Part II: Utility of π-acceptor reagents for spectrophotometric determination of atomoxetine drug via charge-transfer complex formation.
This part describes two simple and selective methods proposed for the spectrophotometric determination of atomoxetine hydrochloride in bulk form and in pharmaceutical capsule. The two methods are based on the formation of charge-transfer complexes between the drug base as a n-donor and p-chloranil and 2,3-dichloro-5,6-dicyano-p-benzoquinone (DDQ) as π-acceptors. Under the optimum reaction condition, Beer’s law was obeyed over the concentration range of 30-320 and 10-80 µg ml-1 for p-chloranil and DDQ respectively.
Part III: Studying the association complex formation of atomoxetine and fluvoxamine with Eosin Y and its application in their fluorimetric determination.
In this part a simple, sensitive and non-extractive spectrofluorimetric method has been developed and validated for the determination of atomoxetine and fluvoxamine in pure forms and pharmaceutical dosage forms. The proposed method is based on the formation of binary complexes between eosin Y and the studied drugs in the presence of Teorell-Stenhagen buffer. The quenching of the native fluorescence of eosin Y due to complex formation with the studied drugs was measured spectrofluorimetrically at 545 nm after excitation at 302 nm.
Part IV: Utility of Hantzsch reaction for sensitive spectrofluorimetric determination of fluvoxamine in pure form and pharmaceutical formulation.
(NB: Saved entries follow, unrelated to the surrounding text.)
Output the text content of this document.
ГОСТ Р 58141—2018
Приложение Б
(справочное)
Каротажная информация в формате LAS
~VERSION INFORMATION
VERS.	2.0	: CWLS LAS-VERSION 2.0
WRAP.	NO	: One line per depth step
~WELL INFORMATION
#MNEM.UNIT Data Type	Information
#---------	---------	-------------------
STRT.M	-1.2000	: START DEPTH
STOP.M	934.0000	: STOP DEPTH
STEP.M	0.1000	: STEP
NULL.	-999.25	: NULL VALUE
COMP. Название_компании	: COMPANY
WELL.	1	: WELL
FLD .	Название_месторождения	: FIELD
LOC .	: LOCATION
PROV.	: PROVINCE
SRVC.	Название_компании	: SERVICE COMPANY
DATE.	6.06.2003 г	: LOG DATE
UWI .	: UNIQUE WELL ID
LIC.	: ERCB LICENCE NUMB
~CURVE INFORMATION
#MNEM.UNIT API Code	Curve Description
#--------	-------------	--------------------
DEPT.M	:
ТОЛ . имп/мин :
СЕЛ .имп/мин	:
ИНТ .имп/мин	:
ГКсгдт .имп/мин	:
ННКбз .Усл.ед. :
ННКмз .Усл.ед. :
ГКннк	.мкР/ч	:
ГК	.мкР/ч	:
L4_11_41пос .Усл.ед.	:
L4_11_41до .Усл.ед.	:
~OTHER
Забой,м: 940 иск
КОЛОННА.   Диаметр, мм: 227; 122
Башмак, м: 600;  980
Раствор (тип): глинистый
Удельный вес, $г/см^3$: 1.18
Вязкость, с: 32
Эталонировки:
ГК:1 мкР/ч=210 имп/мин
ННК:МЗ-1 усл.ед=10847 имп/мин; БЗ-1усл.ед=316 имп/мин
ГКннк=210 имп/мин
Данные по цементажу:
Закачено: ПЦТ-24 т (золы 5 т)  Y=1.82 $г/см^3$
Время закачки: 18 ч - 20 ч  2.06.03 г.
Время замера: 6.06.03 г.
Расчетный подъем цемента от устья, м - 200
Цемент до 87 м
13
This part is devoted to the development of a sensitive, economic, and accurate spectrofluorimetric for the determination of fluvoxamine in pure form and pharmaceutical formulation. The method is based on the condensation of the primary amine group of fluvoxamine with acetylacetone and formaldehyde in the presence of acetate buffer pH 4.2. The formed yellow fluorescent products can be measured spectrofluorimetrically at 479 nm after excitation at 419 nm.. The proposed method was applied successfully for determination of this drug in its pharmaceutical dosage form.
Part V: Stress degradation study and selective spectrofluorimetric determination of fluvoxamine in pharmaceutical formulation.
This part describes the development and validation of a simple and sensitive spectrofluorimetric for determination of fluvoxamine maleate (FXM). The proposed method is based on condensation reaction of the primary amino group of FXM with ninhydrin and phenylacetaldehyde in buffered medium (pH 6.6) to form a highly fluorescent product measured at 482 nm after excitation at 386 nm. Reaction condition were carefully studied and optimized and the calibration curve was linear over the concentration range of 0.8–14 µg mL-1 with a limit of detection (LOD) of 0.25 µg mL-1.
This thesis includes a list of 129 References. In addition, it comprises 28 tables, 27 figures and 4 schemes, as well as a summary in English and in Arabic.